Precision: P(Y = 1 | g(X) = 1)
Recall: P(g(X) = 1 | Y = 1).

| **Scenario**                   | **Precision (Class 1)**    | **Recall (Class 1)**      | **Precision (Class 0)**   | **Recall (Class 0)**      |
|--------------------------------|----------------------------|---------------------------|---------------------------|---------------------------|
| \( g(X) = 1 \)                 | Depends on \( P(Y=1) \)    | Trivial (\(1\))           | Undefined                 | Trivial (\(0\))           |
| \( g(X) = 0 \)                 | Undefined                 | Trivial (\(0\))           | Depends on \( P(Y=0) \)   | Trivial (\(1\))           |
| \( P(Y = 1) \) close to \(0\)  | Harder                    | Harder                    | Easier                    | Easier                    |
| \( P(Y = 1) \) close to \(1\)  | Easier                    | Easier                    | Harder                    | Harder                    |


In [15]:
# Confidence interval parameters
delta = 0.01  # 99% confidence level

# Part 4: Calculate intervals for precision and recall for class 1
n_predPos = np.sum(Y_pred == 1)  # Number of predicted positives
n_actualPos = np.sum(Y_test == 1)  # Number of actual positives

# Precision interval
precision_epsilon = np.sqrt(np.log(2 / delta) / (2 * n_predPos))
precision_1_interval = (precision_1 - precision_epsilon, precision_1 + precision_epsilon)

# Recall interval
recall_epsilon = np.sqrt(np.log(2 / delta) / (2 * n_actualPos))
recall_1_interval = (recall_1 - recall_epsilon, recall_1 + recall_epsilon)


In [16]:
precision_1_interval

(np.float64(0.8396559234706035), np.float64(0.9018555770770417))

In [17]:
recall_1_interval

(np.float64(0.8484891517599025), np.float64(0.9110091883360032))

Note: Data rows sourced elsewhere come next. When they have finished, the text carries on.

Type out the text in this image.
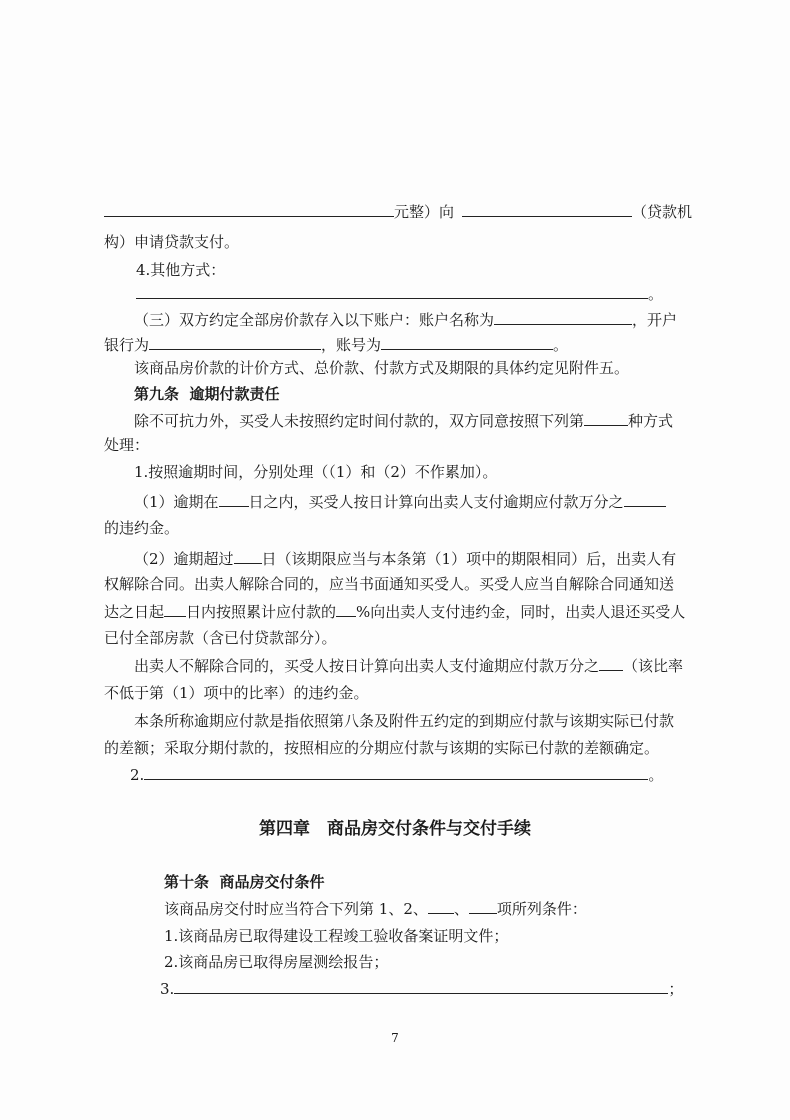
元整）向	（贷款机
构）申请贷款支付。
4.其他方式：
。
（三）双方约定全部房价款存入以下账户：账户名称为	，开户
银行为	，账号为	。
该商品房价款的计价方式、总价款、付款方式及期限的具体约定见附件五。
第九条 逾期付款责任
除不可抗力外，买受人未按照约定时间付款的，双方同意按照下列第	种方式
处理：
1.按照逾期时间，分别处理（（1）和（2）不作累加）。
（1）逾期在 日之内，买受人按日计算向出卖人支付逾期应付款万分之
的违约金。
（2）逾期超过 日（该期限应当与本条第（1）项中的期限相同）后，出卖人有
权解除合同。出卖人解除合同的，应当书面通知买受人。买受人应当自解除合同通知送
达之日起 日内按照累计应付款的 %向出卖人支付违约金，同时，出卖人退还买受人
已付全部房款（含已付贷款部分）。
出卖人不解除合同的，买受人按日计算向出卖人支付逾期应付款万分之 （该比率
不低于第（1）项中的比率）的违约金。
本条所称逾期应付款是指依照第八条及附件五约定的到期应付款与该期实际已付款
的差额；采取分期付款的，按照相应的分期应付款与该期的实际已付款的差额确定。
2.	。
第四章　商品房交付条件与交付手续
第十条 商品房交付条件
该商品房交付时应当符合下列第 1、2、 、 项所列条件：
1.该商品房已取得建设工程竣工验收备案证明文件；
2.该商品房已取得房屋测绘报告；
3.	；
7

### Confidence Interval Formulas for Precision and Recall (Class 1)

#### Precision Confidence Interval
The margin of error (\(\epsilon\)) for precision is given by:

$$
\epsilon_{\text{precision}} = \sqrt{\frac{\ln\left(\frac{2}{\delta}\right)}{2 \cdot n_{\text{predPos}}}}
$$

The confidence interval for precision is:

$$
\text{Precision Interval} = \left( \text{Precision} - \epsilon_{\text{precision}}, \; \text{Precision} + \epsilon_{\text{precision}} \right)
$$

Where:
- $ n_{\text{predPos}} $: Number of predicted positives ($ g(X) = 1 $),
- $ \delta $: Confidence level (e.g., $ \delta = 0.01 $ for 99% confidence).

---

#### Recall Confidence Interval
The margin of error (\(\epsilon\)) for recall is given by:

$$
\epsilon_{\text{recall}} = \sqrt{\frac{\ln\left(\frac{2}{\delta}\right)}{2 \cdot n_{\text{actualPos}}}}
$$

The confidence interval for recall is:

$$
\text{Recall Interval} = \left( \text{Recall} - \epsilon_{\text{recall}}, \; \text{Recall} + \epsilon_{\text{recall}} \right)
$$

Where:
- $ n_{\text{actualPos}} $: Number of actual positives ($ Y = 1 $),
- $ \delta $: Confidence level (e.g., $ \delta = 0.01 $ for 99% confidence).